知的資産経営が活かされる場面:④事業承継編
「知的資産経営が活かされる場面」の第四回目は、事業承継についてです。
日本の中小企業・小規模事業者にとって2000年以降の重要な課題のひとつとして必ず挙げられる事業承継。今や小規模事業者であってもM&Aが当たり前に検討されるくらい「事業承継≠親族内承継」という時代の中で、知的資産経営が事業承継に活かされるとはどういうことなのでしょうか。
キーワードは「経営の承継」です。
事業承継と二つの承継
事業承継には、大きく分けて二つの承継があると言われています。
一つは、財産の承継です。
事業には必ず財産が生まれます。現金・預金や借入金といった資金はもちろん、株式会社であれば株式ですし合同会社であれば持分です。また、事業に使用する機械設備や、土地・建物といった固定資産も財産です。この財産の承継はとても分かりやすいもので、かつ税金にも絡んでくることから、経営者にとってはまず思い浮かぶ事業承継の在り方となっています。
そしてもう一つは、経営の承継です。
事業が利益を得てきた背景にあるものは何でしょうか。それは、経営者が持っている経営ノウハウであり営業力であり技術力です。そして、従業員の持つ営業力や技術力もまた利益を生み出すでしょう。取引先やお得意先とのやり取り、会社内の雰囲気、金融機関との関係性、と事業を行ってきた中で積み上げ培ってきたものすべてが利益を得てきた背景にあるでしょう。
こうした利益を得るための背景にあるものこそ、本来は承継しなければなりません。家族の誰かに承継しようが、別の会社に引継いでもらおうが、経営者が積み上げてきたものや、一緒に頑張ってきた従業員を承継してこそ事業承継と言えるのです。そして、この経営の承継を実施するために知的資産経営が必要とされます。なぜなら、利益を得るための背景が知的資産そのものだからです。
変化する事業承継のカタチ
中小企業・小規模事業者の事業承継の現場では、これまでは金融機関と士業や地域機関の専門家と連携して事業承継の計画を立てて進めてきました。この方法はこれからも続いてはいきますが、現在はM&Aが主流になる中で売りたい企業と買いたい企業をマッチングさせるプラットフォームの利用もどんどん増加しています。ネットで検索をすれば多くヒットしますし、金融機関も提携を結んでの利用が増えています。
プラットフォームの利用はとても有効ですから、今後も拡大を続けていくでしょう。売りたい企業の評価もしてくれますし、事業価値も査定してくれます。
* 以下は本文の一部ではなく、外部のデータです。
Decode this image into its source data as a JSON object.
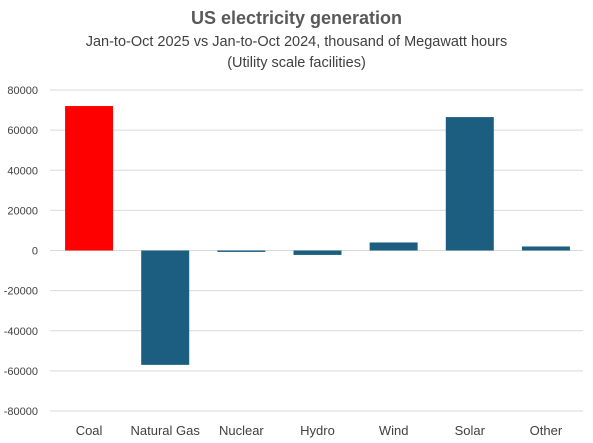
{
  "chart_data": {
    "type": "bar",
    "title": "US electricity generation",
    "subtitle_lines": [
      "Jan-to-Oct 2025 vs Jan-to-Oct 2024, thousand of Megawatt hours",
      "(Utility scale facilities)"
    ],
    "categories": [
      "Coal",
      "Natural Gas",
      "Nuclear",
      "Hydro",
      "Wind",
      "Solar",
      "Other"
    ],
    "values": [
      72000,
      -57000,
      -700,
      -2200,
      4000,
      66500,
      2000
    ],
    "colors": [
      "#ff0000",
      "#1b5e7f",
      "#1b5e7f",
      "#1b5e7f",
      "#1b5e7f",
      "#1b5e7f",
      "#1b5e7f"
    ],
    "ylim": [
      -80000,
      80000
    ],
    "yticks": [
      80000,
      60000,
      40000,
      20000,
      0,
      -20000,
      -40000,
      -60000,
      -80000
    ],
    "grid": true,
    "legend": "none"
  }
}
その中で、中小企業・小規模事業者であっても、どれだけの金額で売れて、どれだけの金額で買えるかが、これからの事業承継ではより重要視される流れになっていくと予想しています。
こうして変化していく事業承継において、知的資産経営はどう活かされていくでしょう。
それは、事業承継後の経営力まで見据えた活かし方です。
そもそも事業承継での知的資産経営の役割は、経営の承継にあたって承継後に経営力を増加し強くさせることにあります。経営を承継させることが目的ではなく、経営の承継をきっかけにしてどう経営改善し利益を得ていくかを目的としています。
中小企業・小規模事業者が事業承継を経てさらに強くなれるかどうか。知的資産経営を事業承継に活用させることで、単に引き継がせるだけではない事業承継の実現に寄与することができるのです。